Le PKK avait parmi ses otages des commis d’état, il les a relâché sans conditions, sans négociations, sans aucune volonté de monnayer, afin de montrer sa volonté pacifiste.
Cependant le PKK malheureusement observe que même ses détenus politiques malades sont devenus des sujets de chantage politique et de pressions exercées par l’État.
Après avoir démontré cette approche malhonnête, et cette mentalité étatique, il a pourtant affirmé que cette guerre sans fin ne servirait à personne.

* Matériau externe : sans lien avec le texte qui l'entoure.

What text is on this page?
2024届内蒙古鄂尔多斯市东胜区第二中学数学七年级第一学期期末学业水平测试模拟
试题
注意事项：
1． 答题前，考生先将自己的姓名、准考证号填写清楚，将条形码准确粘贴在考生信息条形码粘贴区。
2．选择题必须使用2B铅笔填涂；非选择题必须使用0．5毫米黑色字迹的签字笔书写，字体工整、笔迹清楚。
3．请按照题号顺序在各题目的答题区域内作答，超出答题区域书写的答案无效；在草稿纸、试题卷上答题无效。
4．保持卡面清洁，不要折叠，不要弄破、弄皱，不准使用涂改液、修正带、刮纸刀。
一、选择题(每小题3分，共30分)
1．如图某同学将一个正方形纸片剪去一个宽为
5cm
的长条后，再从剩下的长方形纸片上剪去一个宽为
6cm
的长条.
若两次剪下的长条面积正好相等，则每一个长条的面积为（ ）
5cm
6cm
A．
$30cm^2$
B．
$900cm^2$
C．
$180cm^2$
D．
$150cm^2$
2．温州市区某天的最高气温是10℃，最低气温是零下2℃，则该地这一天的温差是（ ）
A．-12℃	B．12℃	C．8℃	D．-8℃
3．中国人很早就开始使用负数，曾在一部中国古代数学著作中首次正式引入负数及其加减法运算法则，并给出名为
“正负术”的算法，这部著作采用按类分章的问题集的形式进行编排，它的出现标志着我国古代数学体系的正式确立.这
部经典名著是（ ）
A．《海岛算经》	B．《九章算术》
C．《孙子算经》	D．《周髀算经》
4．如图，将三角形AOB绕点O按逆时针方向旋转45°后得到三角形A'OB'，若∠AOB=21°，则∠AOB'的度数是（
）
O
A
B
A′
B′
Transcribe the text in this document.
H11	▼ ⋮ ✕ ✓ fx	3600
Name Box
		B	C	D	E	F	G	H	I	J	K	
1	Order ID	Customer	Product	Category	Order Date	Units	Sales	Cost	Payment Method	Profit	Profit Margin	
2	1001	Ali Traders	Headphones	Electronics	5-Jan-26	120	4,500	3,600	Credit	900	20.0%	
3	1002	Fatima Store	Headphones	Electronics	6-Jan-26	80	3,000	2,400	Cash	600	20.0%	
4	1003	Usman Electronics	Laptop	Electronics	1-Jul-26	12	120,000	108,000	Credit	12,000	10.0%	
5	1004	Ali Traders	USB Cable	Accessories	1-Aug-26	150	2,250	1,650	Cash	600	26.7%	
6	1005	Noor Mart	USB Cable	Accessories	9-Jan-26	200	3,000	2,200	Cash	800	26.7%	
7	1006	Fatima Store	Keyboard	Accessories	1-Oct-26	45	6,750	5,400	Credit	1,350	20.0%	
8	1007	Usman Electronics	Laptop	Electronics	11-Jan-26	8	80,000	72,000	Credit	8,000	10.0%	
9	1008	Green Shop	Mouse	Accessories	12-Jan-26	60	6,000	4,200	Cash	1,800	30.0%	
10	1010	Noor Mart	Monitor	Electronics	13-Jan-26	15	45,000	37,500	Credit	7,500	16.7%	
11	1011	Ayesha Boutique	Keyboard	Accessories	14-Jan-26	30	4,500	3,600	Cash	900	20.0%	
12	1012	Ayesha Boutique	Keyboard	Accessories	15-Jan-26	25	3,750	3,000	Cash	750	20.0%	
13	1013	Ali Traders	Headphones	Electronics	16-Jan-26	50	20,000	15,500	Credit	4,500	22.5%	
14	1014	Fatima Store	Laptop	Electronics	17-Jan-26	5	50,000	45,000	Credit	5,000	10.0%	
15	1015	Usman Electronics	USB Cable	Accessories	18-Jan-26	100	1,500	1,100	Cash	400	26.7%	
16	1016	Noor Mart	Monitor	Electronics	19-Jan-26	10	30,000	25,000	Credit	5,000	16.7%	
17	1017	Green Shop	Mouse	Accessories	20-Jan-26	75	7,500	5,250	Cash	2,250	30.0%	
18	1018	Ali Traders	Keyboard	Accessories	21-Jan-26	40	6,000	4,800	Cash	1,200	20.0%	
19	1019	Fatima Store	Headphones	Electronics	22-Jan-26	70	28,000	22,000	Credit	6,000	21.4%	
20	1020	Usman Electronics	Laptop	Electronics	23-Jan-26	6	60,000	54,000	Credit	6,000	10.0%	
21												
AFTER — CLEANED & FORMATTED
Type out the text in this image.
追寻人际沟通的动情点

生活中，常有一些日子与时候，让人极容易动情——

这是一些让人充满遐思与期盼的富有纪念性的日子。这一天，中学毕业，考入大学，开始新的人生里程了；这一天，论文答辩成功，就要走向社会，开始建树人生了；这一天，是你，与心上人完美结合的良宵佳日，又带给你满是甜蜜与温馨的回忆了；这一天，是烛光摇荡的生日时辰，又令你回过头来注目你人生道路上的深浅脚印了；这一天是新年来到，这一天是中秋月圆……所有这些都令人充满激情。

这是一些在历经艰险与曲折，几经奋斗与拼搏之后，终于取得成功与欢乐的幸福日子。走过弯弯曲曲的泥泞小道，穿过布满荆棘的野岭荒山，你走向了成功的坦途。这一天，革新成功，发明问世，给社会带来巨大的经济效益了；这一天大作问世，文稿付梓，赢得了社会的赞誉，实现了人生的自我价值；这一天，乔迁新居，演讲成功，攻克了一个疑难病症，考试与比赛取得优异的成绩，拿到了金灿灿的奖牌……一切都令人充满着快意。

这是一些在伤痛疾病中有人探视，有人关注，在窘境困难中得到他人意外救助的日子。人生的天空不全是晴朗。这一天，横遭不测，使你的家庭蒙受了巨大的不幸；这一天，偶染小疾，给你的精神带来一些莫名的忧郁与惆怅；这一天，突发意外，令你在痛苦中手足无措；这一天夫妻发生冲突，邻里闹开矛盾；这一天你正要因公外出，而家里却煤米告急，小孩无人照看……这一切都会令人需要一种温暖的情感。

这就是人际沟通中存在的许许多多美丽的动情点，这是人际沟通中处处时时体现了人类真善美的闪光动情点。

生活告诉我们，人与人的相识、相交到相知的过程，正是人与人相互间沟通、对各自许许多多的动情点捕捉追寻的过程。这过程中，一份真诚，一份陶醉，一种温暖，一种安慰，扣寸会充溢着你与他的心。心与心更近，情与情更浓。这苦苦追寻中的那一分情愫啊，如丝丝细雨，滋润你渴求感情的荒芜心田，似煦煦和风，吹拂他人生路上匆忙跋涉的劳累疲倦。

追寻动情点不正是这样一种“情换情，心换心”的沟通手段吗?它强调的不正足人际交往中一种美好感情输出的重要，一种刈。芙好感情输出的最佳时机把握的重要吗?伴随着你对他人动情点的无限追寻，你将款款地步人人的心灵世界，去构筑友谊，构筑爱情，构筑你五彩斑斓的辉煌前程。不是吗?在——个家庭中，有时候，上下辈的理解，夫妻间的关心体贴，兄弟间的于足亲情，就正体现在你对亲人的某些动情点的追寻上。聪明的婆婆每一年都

La volonté du leader du PKK a toujours été d’attirer l’État vers une solution diplomatique. C’est pourquoi la lutte démocratique a amené à fonder le HDK et le HDP, qui en étaient une projection.
Lors du processus de paix, beaucoup en coulisses insinuaient que Öcalan pactisait avec l’État. C’était aussi une manière d’humilier et de démoraliser les Kurdes. Même à cette période, durant le processus, Öcalan continuait d’affirmer que la lutte avec l’état continuait, que rien n’était acquis et que la réconciliation n’avait pas encore eu lieu.
La seule victoire dans un processus de paix serait effectivement le confédéralisme, où tous les peuples de cette région pourraient coexister et décider en commun de leur avenir.
Nous voyons bien dans l’exemple des attaques contre le Rojava que la mentalité étatique n’a pas changé, et qu’il faut forcer cette mentalité a une solution.
En Turquie, le HDP doit mener cette lutte et cette résistance. De la même manière, lors de la visite enfin autorisée de son frère, Öcalan a été informé de la mise sous tutelle des 24 municipalités du DBP. Il a critiqué vivement l’attitude de l’État, dit que c’était une atteinte et une agression contre la volonté des peuples.
Il explique qu’il faut absolument que le HDP et le HDK prennent ses responsabilités en organisant la résistance des peuples, et que dans cette conjoncture et dans le contexte actuel, que les kurdes et les opprimés ne doivent en aucun cas se décourager. Il insiste sur le fait que cette résistance ne peut se développer sans la participation du peuple. Il précise que les atteintes de l’État seront plus fréquentes et intensifiées cependant.
Qui sont selon lui les alliés des kurdes ?
Les coalitions stratégiques peuvent avoir lieu de temps en temps. Elles sont nécessaires selon la conjoncture, mais l’essentiel, la base de la lutte, reste les peuples, ceux qui vivent sur ces terres, les Syriaques, les Ezidis, les Turkmènes, les Kurdes et surtout les femmes, premier groupe opprimé de l’histoire, selon lui.
Le pouvoir défensif doit se construire ensemble et en concertation, c’est cela qui amène à la réussite.
Le leader est-il conscient qu’une guerre civile peut éclater à tout moment ?
Öcalan observe et affirme que la politique génocidaire contre les Kurdes ou les opprimés n’a jamais cessé. La lutte pour le Rojava est une victoire. Mais même si Daech est éradiqué, l’impérialisme dressera contre nous encore d’autres ennemis.
Tout le peuple kurde, les opposants, les opprimés doivent se préparer et se défendre contre ce risque.
La situation juridique depuis le 27 juillet 2011
Aucune visite d’avocat n’est autorisée. Ceci est pourtant un droit essentiel et universel. Depuis cinq ans, les visites de la famille s’effectuent une fois par an ou tous les deux ans. C’est pourquoi nous ne pouvons pas dire que le droit de visite de la famille est respecté.
La prison d’İmralı a été fondée sur un système de torture très lourd.
Jusqu’en 2013, pas le droit de regarder la télévision. Les journaux arrivent souvent avec un à deux mois de décalage, bien sûr avec des passages censurés. Pas d’accès à des journaux en langue kurde.
C’est un système d’isolement complet. Légalement, nous faisons le nécessaire pour lever ces lourdes conditions de détention. Nous envoyons tous les mois des rapports à l’Union Européenne, au CPT (comité pour la prévention de la torture) qui avait convenu que ces conditions étaient complètement illégales et contraires au droit international. Mais le CPT depuis n’a jamais pris de position ferme, et cela montre bien que même les instances défendant les droits de l’Homme sont complètement politisées.
(Interview traduite à partir d’un enregistrement audio).